A desvalorização dos títulos do Tesouro norte-americano, impulsionada pela retirada de investidores internacionais, levanta ainda dúvidas sobre o estatuto de “porto seguro” do dólar e das obrigações dos EUA, ameaçando a própria estrutura de financiamento global.
Multilateralismo em crise
O ambiente institucional que sustenta a cooperação económica global também está sob escrutínio. Parte da ala conservadora do Partido Republicano tem defendido, através do Project 2025, a retirada dos Estados Unidos do FMI e do Banco Mundial, num movimento que minaria os alicerces do sistema multilateral estabelecido no pós-guerra.

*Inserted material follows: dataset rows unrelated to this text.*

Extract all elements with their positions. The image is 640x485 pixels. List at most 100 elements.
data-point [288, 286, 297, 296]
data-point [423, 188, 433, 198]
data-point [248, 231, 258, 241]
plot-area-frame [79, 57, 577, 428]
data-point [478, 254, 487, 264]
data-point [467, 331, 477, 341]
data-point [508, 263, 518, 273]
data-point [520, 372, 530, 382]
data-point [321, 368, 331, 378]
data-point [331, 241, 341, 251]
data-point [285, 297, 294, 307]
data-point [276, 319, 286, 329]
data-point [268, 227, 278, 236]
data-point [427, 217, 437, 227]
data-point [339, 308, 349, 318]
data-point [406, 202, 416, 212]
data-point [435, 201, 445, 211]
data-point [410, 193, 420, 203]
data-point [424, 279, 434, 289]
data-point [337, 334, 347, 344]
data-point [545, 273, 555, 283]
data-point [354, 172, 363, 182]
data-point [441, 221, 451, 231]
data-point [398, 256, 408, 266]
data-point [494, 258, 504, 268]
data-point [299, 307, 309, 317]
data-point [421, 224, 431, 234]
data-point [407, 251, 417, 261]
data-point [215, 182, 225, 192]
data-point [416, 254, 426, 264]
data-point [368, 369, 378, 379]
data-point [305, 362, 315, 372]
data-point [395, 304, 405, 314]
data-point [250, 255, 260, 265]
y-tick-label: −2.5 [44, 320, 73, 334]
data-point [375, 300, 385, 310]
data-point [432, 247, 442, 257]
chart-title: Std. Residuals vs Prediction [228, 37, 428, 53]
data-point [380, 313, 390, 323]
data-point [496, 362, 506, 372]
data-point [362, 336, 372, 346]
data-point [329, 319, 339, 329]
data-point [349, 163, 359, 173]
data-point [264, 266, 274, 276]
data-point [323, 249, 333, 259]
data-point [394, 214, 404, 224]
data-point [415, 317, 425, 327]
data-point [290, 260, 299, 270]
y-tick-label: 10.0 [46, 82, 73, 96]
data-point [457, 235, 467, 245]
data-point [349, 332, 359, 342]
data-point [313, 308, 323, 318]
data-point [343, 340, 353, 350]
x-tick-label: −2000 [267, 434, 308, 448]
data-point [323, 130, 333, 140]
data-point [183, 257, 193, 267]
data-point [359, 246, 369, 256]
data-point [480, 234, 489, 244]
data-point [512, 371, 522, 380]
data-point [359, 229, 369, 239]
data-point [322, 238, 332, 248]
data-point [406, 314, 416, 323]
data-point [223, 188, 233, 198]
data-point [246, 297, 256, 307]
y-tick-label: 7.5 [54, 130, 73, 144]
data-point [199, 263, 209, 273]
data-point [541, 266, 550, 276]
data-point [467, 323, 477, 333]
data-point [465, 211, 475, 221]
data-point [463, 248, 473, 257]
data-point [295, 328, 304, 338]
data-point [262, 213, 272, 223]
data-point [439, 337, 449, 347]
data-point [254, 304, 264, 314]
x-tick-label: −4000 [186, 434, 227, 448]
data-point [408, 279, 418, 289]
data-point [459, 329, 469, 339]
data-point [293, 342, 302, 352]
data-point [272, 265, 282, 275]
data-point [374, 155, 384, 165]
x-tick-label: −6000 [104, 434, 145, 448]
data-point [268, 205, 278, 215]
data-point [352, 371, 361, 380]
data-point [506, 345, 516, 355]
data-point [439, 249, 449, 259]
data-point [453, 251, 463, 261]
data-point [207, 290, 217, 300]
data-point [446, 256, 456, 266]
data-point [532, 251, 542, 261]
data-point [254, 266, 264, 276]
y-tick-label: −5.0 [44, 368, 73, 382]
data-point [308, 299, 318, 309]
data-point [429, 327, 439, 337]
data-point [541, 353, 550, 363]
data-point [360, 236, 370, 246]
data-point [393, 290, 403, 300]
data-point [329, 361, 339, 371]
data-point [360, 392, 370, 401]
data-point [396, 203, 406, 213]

Em resposta, três ex-funcionários do Tesouro norte-americano publicaram um artigo na imprensa especializada defendendo que o FMI é “uma ferramenta de influência geoeconómica a custo quase nulo para os EUA” e alertando que qualquer retirada abriria espaço à China para moldar a governação financeira global.
Desafios para os países em desenvolvimento
O reposicionamento dos EUA e a instabilidade comercial têm implicações profundas para os países de baixo e médio rendimento. Além da pressão sobre a dívida externa e da limitação do espaço fiscal, há o risco de exclusão dos fluxos de comércio global e da desvalorização dos seus activos financeiros.
Ajay Banga, Presidente do Banco Mundial, reforçou que a instituição continuará a apoiar essas economias, mas reconheceu que a contribuição de 4 mil milhões de dólares prometida pelos EUA permanece incerta. A nova orientação do Banco, mais aberta a projectos de gás e energia nuclear, reflecte um esforço para alinhar-se com as prioridades da administração Trump, ainda que isso represente um recuo face ao foco exclusivo em renováveis.As reuniões de Primavera de 2025 do FMI e do Banco Mundial sinalizam uma ruptura simbólica e operacional com o modelo de governação económica internacional baseado na confiança, coordenação e multilateralismo. Num mundo fragmentado por interesses nacionais, onde até os pilares da ordem económica liberal são postos em causa, as economias em desenvolvimento são, mais uma vez, as mais vulneráveis.